Icheoku concurs that Nigeria police don’t only kill people by shooting them; they also torture them to death, often while they are in detention. Majority of the cases also go un-investigated and likewise do the police officers responsible go unpunished. The families of the victims usually get no justice or redress; and most never even find out what happened to their loved ones or are ever handed their bodies for proper burial. The Nigeria Police frequently claim that their victims were “armed robbers” killed in “shoot-outs” with the police or while trying to escape custody? Claims which to every body's knowledge are false and very improbable! Killings which aged-practice has now made somewhat an acceptable practice within the Nigerian police service. As a panacea, the National Assembly should consider repealing or amending the “Nigeria Police Force Order 237”, which permits police officers to shoot suspects and detainees who attempt to escape or avoid arrest – whether or not they pose a threat to life?

What an impermissible broad-blank cheque for murder; which Nigerian police frequently cashes and uses to commit, justify and cover up illegal killings of innocent civilians and citizens!
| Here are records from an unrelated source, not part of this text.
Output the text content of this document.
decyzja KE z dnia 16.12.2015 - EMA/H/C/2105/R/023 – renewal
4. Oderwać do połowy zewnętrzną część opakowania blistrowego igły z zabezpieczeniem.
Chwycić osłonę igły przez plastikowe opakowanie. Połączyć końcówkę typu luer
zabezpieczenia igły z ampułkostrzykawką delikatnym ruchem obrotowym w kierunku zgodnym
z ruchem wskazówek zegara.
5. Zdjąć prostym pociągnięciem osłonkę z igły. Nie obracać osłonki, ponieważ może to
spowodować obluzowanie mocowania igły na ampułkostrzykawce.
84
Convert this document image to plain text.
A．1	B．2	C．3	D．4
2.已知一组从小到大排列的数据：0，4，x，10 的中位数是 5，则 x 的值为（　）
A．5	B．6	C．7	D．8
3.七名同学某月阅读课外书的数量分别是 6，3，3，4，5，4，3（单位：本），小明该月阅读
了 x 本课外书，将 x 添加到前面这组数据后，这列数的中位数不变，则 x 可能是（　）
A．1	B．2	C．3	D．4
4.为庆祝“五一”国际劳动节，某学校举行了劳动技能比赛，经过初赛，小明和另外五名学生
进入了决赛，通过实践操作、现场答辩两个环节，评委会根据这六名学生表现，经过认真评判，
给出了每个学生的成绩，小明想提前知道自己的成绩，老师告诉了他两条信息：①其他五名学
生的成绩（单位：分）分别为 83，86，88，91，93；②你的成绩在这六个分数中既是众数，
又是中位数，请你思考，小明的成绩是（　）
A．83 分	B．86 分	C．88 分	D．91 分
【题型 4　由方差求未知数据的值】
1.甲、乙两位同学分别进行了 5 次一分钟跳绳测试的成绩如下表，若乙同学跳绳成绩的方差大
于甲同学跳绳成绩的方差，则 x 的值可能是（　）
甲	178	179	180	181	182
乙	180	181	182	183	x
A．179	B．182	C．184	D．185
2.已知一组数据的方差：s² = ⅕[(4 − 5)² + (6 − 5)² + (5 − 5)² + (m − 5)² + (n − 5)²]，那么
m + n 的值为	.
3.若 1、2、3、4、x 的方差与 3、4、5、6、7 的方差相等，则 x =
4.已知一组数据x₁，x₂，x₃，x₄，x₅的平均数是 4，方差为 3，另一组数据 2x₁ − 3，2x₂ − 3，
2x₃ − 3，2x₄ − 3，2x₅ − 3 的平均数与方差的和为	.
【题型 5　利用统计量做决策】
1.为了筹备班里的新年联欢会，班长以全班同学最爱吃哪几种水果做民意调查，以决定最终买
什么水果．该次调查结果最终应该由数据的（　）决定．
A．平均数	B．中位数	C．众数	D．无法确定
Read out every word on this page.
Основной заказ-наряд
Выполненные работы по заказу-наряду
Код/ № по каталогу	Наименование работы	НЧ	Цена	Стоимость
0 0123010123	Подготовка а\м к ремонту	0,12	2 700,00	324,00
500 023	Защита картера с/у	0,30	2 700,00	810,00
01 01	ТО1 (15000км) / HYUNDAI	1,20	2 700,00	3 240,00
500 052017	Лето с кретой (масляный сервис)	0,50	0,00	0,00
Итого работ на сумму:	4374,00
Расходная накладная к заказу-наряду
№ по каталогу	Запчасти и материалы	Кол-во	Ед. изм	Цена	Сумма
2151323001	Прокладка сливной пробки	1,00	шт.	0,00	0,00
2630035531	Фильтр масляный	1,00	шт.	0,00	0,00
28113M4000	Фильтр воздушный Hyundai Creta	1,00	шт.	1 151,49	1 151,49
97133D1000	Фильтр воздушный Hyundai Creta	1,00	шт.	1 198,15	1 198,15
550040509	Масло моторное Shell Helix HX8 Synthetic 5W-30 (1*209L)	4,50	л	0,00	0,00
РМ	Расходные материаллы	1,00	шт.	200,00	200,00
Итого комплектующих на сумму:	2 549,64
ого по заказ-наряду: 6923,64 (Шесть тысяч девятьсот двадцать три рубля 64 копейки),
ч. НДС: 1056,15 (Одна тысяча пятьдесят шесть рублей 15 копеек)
According to this blood-thirsty mad commissioner of police Zarewa, "any criminal can get a lawyer and make up a story" and therefore he would not let them hire a lawyer and would rather kill them extra-judicially before such opportunity ever avails them? What a lawless banana republic! What an unjustifiable police vigilantism by a Nigeria police force which is notoriously very corrupt and brutal. In one commentator's words, "The east of Nigeria, in terms of policing, is crazy!" Icheoku says, Governor Sullivan Iheanacho Chime should please coral forthwith, this crazed-out police commissioner Zarewa and his men before they do irreparable damage to Enugu State's image and her human resources! Please try these suspects before a law court and do not let these arbitrary extra-judicial 'police sentences of executions!' Such a pivot will keep the lawyers busy while also maintaining human rights records as well as sustaining Enugu peoples' right to live!